木代の福田から茨木方面へ通じる山道があります。今では、山の仕事に行く人しか通らないさびれた細い道ですが、かつては、この道が東能勢から大阪に向かう最もよく利用されていた道の一つだったのです。この道の一番高いところは、垂水峠と呼ばれていますが、その少し手前の山の際に、大きな石風呂がひっそりと忘れられたように置かれています。そして、その石風呂の前には、旧頂応寺(ちょうおうじ)跡と記した石柱が建てられています。言い伝えによると、この辺りに頂応寺というお寺があったとされています。

このお寺のあったとされる辺りを少しばかり調べてみると、土中から土器の破片がでてきます。もう30 年近くも前になりますが、私も調べたことがあります。発掘した破片を復元して完全な土器として蘇らせました。その結果、平安時代末期から鎌倉時代のものであることが判明しました。その昔、ここで人々が生活をしていたのだということを確かめることができました。
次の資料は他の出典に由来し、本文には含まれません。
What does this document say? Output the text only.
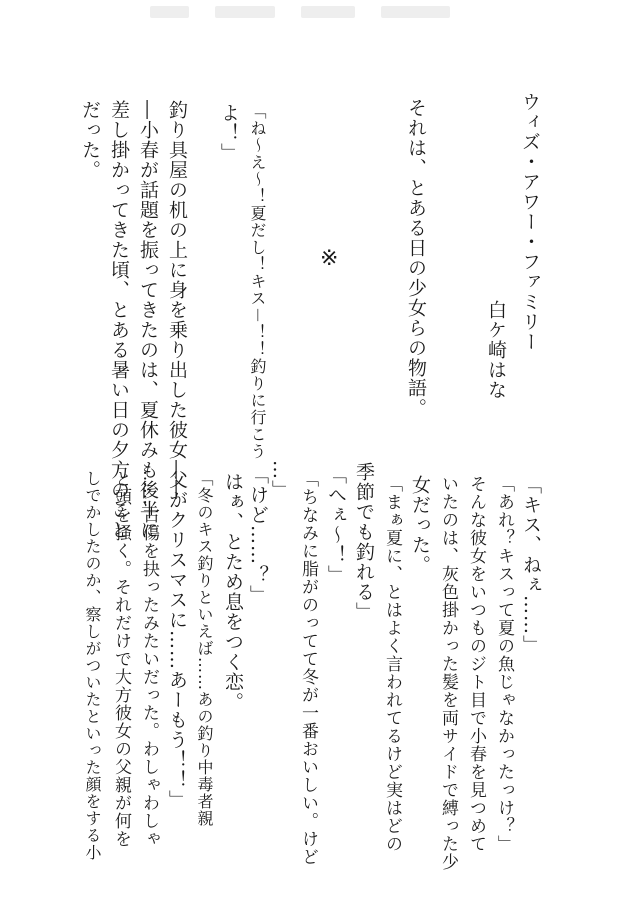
ウィズ・アワー・ファミリー

白ケ崎はな

それは、とある日の少女らの物語。

※

「ね～え～！夏だし！キス－！！釣りに行こう

よ！」

釣り具屋の机の上に身を乗り出した彼女――

―小春が話題を振ってきたのは、夏休みも後半に

差し掛かってきた頃、とある暑い日の夕方のこと

だった。

「キス、ねぇ……」

「あれ？キスって夏の魚じゃなかったっけ？」

そんな彼女をいつものジト目で小春を見つめて

いたのは、灰色掛かった髪を両サイドで縛った少

女だった。

「まぁ夏に、とはよく言われてるけど実はどの

季節でも釣れる」

「へぇ～！」

「ちなみに脂がのってて冬が一番おいしい。けど

…」

「けど……？」

はぁ、とため息をつく恋。

「冬のキス釣りといえば……あの釣り中毒者親

父がクリスマスに……あーもう！！」

……古傷を抉ったみたいだった。わしゃわしゃ

と頭を掻く。それだけで大方彼女の父親が何を

しでかしたのか、察しがついたといった顔をする小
しかし、この頂応寺というお寺については、東能勢村史にも、豊能町史にも記載されていません。東能勢に残る貴重な遺跡の一つですから大切に保存し、何らかの機会に詳しく調査がなされ、その全容が明らかになればと期待しています。

それともう一つ、この石風呂のことです。以前にも東能勢には3>つ存在したと書き、その時、切畑にあった石風呂の近くの地名に湯谷岳と、湯に関係ある言葉が出てきましたが、この頂応寺跡の後ろの山の地名も湯山というのです。やはり湯に関係がありそうです。

ひょっとしたら本当に、当時は湯が湧いていたのではないでしょうか。